Friday, December 1, 2023

Board recommends plans for 460 residential units on last large undeveloped area on Wilmington’s S. College Road

The last remaining undeveloped parcel of significant size on S. College Road is set to be developed after an unanimous recommendation from the New Hanover County Planning Board. (Port City Daily/Coutesty New Hanover County)

NEW HANOVER COUNTY — Amid the maze of hundreds of streets and dozens of neighborhoods along South College Road between Shipyard Boulevard and Monkey Junction, one spot stands out: An area just south of the Lansdowne neighborhood and Cape Fear Academy is a rare find in Wilmington — nearly 65 acres of undeveloped land.

That might not be the case for long, if the New Hanover County Commissioners accept the recommendation of the county’s planning board to approve a request to build up to 460 residential units and commercial space on the land. Part of the Cameron family’s portfolio, it’s the last large undeveloped parcel in that busy stretch of South College.

The site sits to the west of an existing development, Whiskey Branch, which was previously developed by the same applicant with 156 residential units. 

Previously: Hotel, grocery store, apartments planned for re-emerging South College Road development

Developers walked away from the project plans last year after securing a previous 4-3 approval from the planning board. After taking community input and revising the plans, the project once again came before the planning board, earning an unanimous recommendation Thursday after board members were pleased with the new application, which included a more discreet impact to traffic, vegetative buffers and tree preservation. 

The final approval is now up to the board of commissioners, who will decide on the rezoning at a future meeting.

Last year, the developers sought to rezone only 20 acres of the entire 64-acre site. They were given unanimous approval for a special use permit in June 2019, allowing 324 apartment units. That application was withdrawn.

With this move, the applicant is now trying to rezone the entire 64 acres to a planned development community, which requires a master plan.
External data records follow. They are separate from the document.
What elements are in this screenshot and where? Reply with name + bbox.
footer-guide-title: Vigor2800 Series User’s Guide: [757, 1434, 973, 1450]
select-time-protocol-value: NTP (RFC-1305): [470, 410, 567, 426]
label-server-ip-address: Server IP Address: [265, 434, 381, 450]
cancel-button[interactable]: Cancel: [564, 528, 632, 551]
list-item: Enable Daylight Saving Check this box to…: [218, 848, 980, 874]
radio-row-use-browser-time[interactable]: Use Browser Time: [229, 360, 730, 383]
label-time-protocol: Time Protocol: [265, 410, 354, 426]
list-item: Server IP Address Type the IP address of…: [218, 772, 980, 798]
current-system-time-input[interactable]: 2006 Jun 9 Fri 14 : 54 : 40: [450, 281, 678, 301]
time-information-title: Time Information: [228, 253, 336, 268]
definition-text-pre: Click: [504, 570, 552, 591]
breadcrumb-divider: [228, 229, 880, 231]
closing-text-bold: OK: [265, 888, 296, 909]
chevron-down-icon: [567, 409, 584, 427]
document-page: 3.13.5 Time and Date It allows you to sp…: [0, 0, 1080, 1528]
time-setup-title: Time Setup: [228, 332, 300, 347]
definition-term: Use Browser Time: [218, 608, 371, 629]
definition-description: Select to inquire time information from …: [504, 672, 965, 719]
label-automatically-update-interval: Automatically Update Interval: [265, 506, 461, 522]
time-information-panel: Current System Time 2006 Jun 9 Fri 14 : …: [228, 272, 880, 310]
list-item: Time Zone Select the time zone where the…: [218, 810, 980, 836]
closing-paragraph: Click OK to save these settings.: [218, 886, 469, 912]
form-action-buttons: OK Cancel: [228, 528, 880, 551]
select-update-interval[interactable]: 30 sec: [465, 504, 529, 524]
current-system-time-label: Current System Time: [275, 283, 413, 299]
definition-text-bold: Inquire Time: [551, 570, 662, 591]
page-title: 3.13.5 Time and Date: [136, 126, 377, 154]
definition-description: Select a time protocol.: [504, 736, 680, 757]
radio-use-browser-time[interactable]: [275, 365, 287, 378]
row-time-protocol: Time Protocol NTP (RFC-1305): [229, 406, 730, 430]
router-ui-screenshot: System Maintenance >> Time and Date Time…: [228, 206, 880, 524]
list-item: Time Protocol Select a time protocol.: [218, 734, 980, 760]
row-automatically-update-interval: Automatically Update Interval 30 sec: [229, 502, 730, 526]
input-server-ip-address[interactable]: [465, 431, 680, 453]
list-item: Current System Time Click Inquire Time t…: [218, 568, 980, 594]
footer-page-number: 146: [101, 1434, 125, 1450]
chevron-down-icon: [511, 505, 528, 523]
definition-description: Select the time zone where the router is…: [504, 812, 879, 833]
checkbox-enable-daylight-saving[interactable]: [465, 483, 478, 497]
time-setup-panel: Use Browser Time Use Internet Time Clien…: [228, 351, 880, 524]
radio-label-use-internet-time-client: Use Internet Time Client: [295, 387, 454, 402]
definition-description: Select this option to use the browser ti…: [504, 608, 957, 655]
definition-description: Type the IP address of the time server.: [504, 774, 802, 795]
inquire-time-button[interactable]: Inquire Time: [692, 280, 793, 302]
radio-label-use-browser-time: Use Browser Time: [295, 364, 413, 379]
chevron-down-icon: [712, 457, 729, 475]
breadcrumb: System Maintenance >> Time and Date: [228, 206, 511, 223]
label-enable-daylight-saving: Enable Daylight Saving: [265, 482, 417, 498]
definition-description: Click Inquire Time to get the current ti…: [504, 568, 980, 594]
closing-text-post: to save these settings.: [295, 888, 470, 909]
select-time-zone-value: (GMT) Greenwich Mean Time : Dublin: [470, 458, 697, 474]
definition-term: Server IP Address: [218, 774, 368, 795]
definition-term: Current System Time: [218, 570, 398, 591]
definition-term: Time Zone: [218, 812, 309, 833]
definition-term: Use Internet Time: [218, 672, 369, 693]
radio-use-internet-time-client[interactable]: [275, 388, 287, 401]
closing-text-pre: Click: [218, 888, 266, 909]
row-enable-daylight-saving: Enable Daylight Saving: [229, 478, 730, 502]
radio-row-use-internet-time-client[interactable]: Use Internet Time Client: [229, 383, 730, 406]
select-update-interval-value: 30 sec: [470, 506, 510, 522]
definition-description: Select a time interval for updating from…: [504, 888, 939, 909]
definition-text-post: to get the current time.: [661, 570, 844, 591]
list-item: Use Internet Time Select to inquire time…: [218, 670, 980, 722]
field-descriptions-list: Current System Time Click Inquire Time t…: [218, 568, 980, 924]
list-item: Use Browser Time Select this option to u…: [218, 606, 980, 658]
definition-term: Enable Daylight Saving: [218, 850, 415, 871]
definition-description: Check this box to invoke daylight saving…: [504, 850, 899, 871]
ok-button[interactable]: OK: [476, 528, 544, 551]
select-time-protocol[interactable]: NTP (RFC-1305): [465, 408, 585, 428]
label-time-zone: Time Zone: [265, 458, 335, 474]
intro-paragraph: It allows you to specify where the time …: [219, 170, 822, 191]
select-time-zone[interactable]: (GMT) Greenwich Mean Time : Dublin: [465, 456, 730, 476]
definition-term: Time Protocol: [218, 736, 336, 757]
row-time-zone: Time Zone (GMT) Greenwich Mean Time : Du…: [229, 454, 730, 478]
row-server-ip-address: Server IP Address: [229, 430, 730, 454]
Of the 460 units slated, 40 will be residential units within a mixed-use building, 250 will be multi-family apartment units, and 170 will be single-family, townhomes, duplexes and triplexes.

The adjacent parcel, the existing portion of Whiskey Branch, will only be connected to the proposed development with an emergency vehicle access. 

The developers hope to complete build out by 2024, but noted the date was probably on the early side. 

“I would much rather see it developed in this form, than in little tiny pieces over the next couple years coming before us,” board member Donna Giradot said. 

Board members said the reality was that the parcel would be developed regardless of whether the applicant was successful in applying for the “planned development” rezoning or not. They were interested in hearing about mitigating hectic traffic on College Road.

The application states the development would ease traffic congestion by adding the commercial space closer to a large number of residents, allowing them quicker access to shopping and services. Upon full build-out, the entire 64-acre project will generate 8,900 additional weekday vehicle trips, according to traffic analyses.

Plans for the expansion of Whiskey Branch show its developer, Dry Pond LLC, is hoping full build-out will consist of at least 460 apartments, 50,000 square feet in general office space, and 122,750 square feet of retail.

“We see this as black and white as a zoning application, but understandably there were people in the neighborhood who were curious about, ‘What is this going to look like,’” Sam Franck, representing the applicants, told the board. 

According to the application, the hope is to include a gourmet grocery store, electrical car charging capabilities, a coffee shop and an electronics store among the site’s retail tenants.